How single partition batch in Cassandra function for multiple column update?

Asked 24/8, 2016 at 10:42 Answered 24/8, 2016 at 12:55

We have multiple update queries in a single partition of a single columnfamily. Like below

update t1 set username = 'abc', url = 'www.something.com', age = ? where userid = 100;
update t1 set username = 'abc', url = 'www.something.com', weight = ? where userid = 100;
update t1 set username = 'abc', url = 'www.something.com', height = ? where userid = 100;

username, url will be always same and are mandatory fields. But depending on the information given there will be extra columns.

As this is a single partition operation and we need atomicity + isolation. We will execute this in a batch.

As per Doc

A BATCH statement combines multiple data modification language (DML) statements (INSERT, UPDATE, DELETE) into a single logical operation, and sets a client-supplied timestamp for all columns written by the statements in the batch.

Now as we are updating columns(username, url) with same value in multiple statement, will C* combines it as a single statement before executing it like

update t1 set username = 'abc', url = 'www.something.com', age = ?, weight = ?, height = ? where userid = 100;

or same value will be upsert?

Another question is that, as they all have the same timestamp how C* resolves that conflict. Will C* compare every column (username, url) value.

As they all have the same timestamp C* resolves the conflict by choosing the largest value for the cells. Atomic Batch in Cassandra

Or should we add queries in batch like below.
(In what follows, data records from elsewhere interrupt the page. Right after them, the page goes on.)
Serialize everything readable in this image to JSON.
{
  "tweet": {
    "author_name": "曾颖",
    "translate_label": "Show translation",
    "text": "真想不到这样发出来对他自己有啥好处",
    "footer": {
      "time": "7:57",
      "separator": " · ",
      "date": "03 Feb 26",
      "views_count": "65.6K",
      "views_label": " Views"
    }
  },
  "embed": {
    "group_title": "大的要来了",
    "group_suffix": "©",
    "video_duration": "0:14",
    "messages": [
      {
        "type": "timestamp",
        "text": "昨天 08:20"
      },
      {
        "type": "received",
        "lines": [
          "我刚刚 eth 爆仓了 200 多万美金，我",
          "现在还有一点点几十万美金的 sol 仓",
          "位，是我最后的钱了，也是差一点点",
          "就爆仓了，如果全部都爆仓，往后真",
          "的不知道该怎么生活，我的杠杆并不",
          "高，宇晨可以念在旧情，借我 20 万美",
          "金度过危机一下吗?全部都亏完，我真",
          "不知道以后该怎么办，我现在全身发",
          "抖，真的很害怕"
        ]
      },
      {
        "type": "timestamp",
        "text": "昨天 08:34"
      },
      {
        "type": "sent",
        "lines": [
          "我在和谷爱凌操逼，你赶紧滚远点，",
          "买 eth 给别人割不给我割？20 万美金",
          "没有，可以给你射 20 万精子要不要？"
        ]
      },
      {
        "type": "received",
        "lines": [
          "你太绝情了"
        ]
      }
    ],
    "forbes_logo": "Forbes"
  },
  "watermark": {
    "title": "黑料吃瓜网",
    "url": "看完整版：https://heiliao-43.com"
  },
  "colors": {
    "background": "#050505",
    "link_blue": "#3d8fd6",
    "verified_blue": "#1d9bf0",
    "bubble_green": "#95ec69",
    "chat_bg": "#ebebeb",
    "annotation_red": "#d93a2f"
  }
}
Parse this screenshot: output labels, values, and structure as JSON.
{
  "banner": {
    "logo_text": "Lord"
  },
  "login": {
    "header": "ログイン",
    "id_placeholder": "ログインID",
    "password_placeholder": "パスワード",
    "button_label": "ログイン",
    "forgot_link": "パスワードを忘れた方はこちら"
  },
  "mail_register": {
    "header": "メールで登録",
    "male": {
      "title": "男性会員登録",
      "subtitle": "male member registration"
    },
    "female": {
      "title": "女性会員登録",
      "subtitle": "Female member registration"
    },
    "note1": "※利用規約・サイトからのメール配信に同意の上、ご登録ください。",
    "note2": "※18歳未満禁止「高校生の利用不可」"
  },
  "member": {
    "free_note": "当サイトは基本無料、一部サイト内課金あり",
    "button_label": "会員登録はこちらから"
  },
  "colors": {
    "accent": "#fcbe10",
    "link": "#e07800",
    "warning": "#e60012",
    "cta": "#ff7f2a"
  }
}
In this case we have to check username, url has already been added in statement.

update t1 set username = 'abc', url = 'www.something.com', age = ? where userid = 100;
update t1 set weight = ? where userid = 100;
update t1 set height = ? where userid = 100;

In short what will be the best way to do it.

Font answered 24/8, 2016 at 10:42 Comment(0)

For your first question(will C* combines it as a single statement?) answer is yes.

A single partition batch is applied as a single row mutation.

check this link for details: https://issues.apache.org/jira/browse/CASSANDRA-6737

For your second question(Will C* compare every column (username, url) value?) answer is also yes.

As given in the answer of your provided link "Conflict is resolved by choosing the largest value for the cells"

So, you can write queries in batch in either way(given in your question). As it will ultimately converted to a single write internally.

Clarion answered 24/8, 2016 at 12:55 Comment(0)

You are using Single partition batch so everything goes into a single partition.So all of your update will be merge and applied with a single RowMutation.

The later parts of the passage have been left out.